Soziale Netzwerke besser nutzen

Außerdem möchte er gerne die Möglichkeiten der sozialen Netzwerke intensiver nutzen – als Kommunikationsplattform für den Einzelhandel und die Gastronomie in der Stadt. Die neuen Medien ermöglichen nach seiner Überzeugung neue Absatzwege. Einzelne Geschäftsleute oder Gewerbetreibende seien in diesem Bereich bereits stark unterwegs, doch viele seien nach wie vor skeptisch.

Grundsätzlich findet Bonholzer, dass der WFV strukturell sehr gut aufgestellt ist – vor allem auch, weil der Verband nicht nur als Organisator von Großveranstaltungen wie dem Frühlingsfest und dem Christkindlmarkt verstanden werde, sondern auch als Interessenvertretung der Mitglieder. Der WFV werde sich auch unter seinem Vorsitz einbringen in die Stadtpolitik, die Anliegen der Geschäftsleute und Gewerbetreibenden sowie Selbstständigen offensiv vertreten.

„Ärmel hochkrempeln und anpacken“, nennt Bonholzer seinen Arbeitsstil. Es sei wichtig, auf Herausforderungen wie die Pandemie mit Konzepten zu reagieren: Statt großer Feste also einen Altstadtbiergarten zu organisieren, nennt er als Beispiel.

Grundsätzlich findet er für die Zeit nach der Pandemie: Weitere große Veranstaltungen und Feste brauche es nicht in Wasserburg. „Wir sind mit dem Frühlingsfest und dem Christkindlmarkt gut unterwegs – dazu kommen noch unsere beliebten musikalischen Samstage.

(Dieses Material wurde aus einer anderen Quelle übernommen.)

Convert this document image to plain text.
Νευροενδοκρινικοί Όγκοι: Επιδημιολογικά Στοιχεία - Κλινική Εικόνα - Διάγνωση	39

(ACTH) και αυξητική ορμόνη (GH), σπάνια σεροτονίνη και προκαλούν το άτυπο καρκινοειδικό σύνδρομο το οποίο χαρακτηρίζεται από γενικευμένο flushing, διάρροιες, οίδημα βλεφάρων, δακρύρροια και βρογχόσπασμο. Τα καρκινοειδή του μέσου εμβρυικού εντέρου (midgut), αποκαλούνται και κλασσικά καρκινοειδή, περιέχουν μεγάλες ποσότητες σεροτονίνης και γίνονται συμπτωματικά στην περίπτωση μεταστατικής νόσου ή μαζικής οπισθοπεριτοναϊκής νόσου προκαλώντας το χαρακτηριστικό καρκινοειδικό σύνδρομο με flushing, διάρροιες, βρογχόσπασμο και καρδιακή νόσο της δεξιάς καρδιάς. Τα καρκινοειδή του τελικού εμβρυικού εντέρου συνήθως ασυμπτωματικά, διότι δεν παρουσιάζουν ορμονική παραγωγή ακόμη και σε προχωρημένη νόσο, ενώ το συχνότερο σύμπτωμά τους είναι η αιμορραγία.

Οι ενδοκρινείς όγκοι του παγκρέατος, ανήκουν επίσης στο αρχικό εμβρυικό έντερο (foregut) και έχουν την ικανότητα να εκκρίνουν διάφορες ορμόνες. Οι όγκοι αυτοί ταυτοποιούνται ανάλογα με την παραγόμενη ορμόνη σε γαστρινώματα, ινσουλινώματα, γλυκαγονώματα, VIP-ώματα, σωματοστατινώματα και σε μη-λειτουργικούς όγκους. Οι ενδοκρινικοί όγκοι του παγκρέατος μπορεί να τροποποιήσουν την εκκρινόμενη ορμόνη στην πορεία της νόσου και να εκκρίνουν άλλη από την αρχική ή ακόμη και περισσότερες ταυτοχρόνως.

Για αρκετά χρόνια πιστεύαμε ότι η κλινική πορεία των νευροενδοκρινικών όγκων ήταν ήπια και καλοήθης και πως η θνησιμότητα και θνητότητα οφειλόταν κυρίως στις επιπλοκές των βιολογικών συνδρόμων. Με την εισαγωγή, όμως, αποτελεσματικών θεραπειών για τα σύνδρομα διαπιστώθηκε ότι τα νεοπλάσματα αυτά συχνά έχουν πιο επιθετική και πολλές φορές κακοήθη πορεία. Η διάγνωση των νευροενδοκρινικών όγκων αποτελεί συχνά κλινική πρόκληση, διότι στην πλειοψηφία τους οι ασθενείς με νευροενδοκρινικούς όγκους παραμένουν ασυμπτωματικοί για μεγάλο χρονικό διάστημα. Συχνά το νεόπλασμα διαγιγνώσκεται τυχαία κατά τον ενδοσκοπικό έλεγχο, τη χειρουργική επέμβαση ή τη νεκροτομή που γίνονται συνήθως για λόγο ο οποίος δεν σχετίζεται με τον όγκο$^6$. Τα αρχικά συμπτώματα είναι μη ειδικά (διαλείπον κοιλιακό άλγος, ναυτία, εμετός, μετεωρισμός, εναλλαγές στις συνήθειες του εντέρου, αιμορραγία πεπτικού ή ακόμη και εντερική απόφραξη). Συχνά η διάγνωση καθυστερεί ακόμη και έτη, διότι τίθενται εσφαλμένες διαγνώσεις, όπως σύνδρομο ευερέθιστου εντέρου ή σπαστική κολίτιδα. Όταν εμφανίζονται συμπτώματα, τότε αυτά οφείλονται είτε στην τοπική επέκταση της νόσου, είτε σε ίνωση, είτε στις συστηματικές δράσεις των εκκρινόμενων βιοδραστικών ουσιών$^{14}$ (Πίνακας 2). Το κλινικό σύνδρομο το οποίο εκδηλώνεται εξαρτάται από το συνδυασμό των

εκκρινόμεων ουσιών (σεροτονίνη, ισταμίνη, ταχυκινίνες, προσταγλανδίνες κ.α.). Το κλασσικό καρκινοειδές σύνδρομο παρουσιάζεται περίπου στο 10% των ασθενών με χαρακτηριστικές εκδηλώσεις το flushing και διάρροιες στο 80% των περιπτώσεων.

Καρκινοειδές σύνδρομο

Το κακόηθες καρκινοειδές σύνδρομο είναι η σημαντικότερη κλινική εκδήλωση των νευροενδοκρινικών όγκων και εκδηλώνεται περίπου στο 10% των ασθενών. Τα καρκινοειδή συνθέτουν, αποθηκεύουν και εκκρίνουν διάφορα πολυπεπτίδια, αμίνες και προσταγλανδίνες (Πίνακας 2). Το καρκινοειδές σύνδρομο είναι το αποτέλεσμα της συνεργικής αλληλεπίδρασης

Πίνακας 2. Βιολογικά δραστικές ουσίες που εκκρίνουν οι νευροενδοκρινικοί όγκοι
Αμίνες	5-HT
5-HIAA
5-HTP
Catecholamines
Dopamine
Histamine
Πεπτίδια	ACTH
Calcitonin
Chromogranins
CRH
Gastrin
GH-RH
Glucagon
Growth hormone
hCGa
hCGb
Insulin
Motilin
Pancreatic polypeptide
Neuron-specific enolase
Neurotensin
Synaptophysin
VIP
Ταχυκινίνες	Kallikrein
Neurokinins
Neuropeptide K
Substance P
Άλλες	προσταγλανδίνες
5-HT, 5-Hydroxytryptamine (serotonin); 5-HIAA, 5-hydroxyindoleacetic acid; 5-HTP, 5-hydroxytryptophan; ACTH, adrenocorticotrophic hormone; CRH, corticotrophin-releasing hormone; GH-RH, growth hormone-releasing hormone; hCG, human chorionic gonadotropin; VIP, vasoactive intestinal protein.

Das reicht.“

Christkindlmarkt: sehr wünschenswert

Könnte es heuer wieder klappen mit einem Christkindlmarkt? Bonholzer sagt, „ich würde es mir sehr wünschen“. Er gibt jedoch auch offen zu, dass der WFV nicht nur abhängig von der Entwicklung der Infektionszahlen sei, sondern sich auch die Frage stelle, „ob wir uns den Christkindlmarkt leisten können“. Denn zwei Mal sei das Frühlingsfest, dessen Erlöse notwendig seien, um den Weihnachtsmarkt zu veranstalten, schließlich ausgefallen.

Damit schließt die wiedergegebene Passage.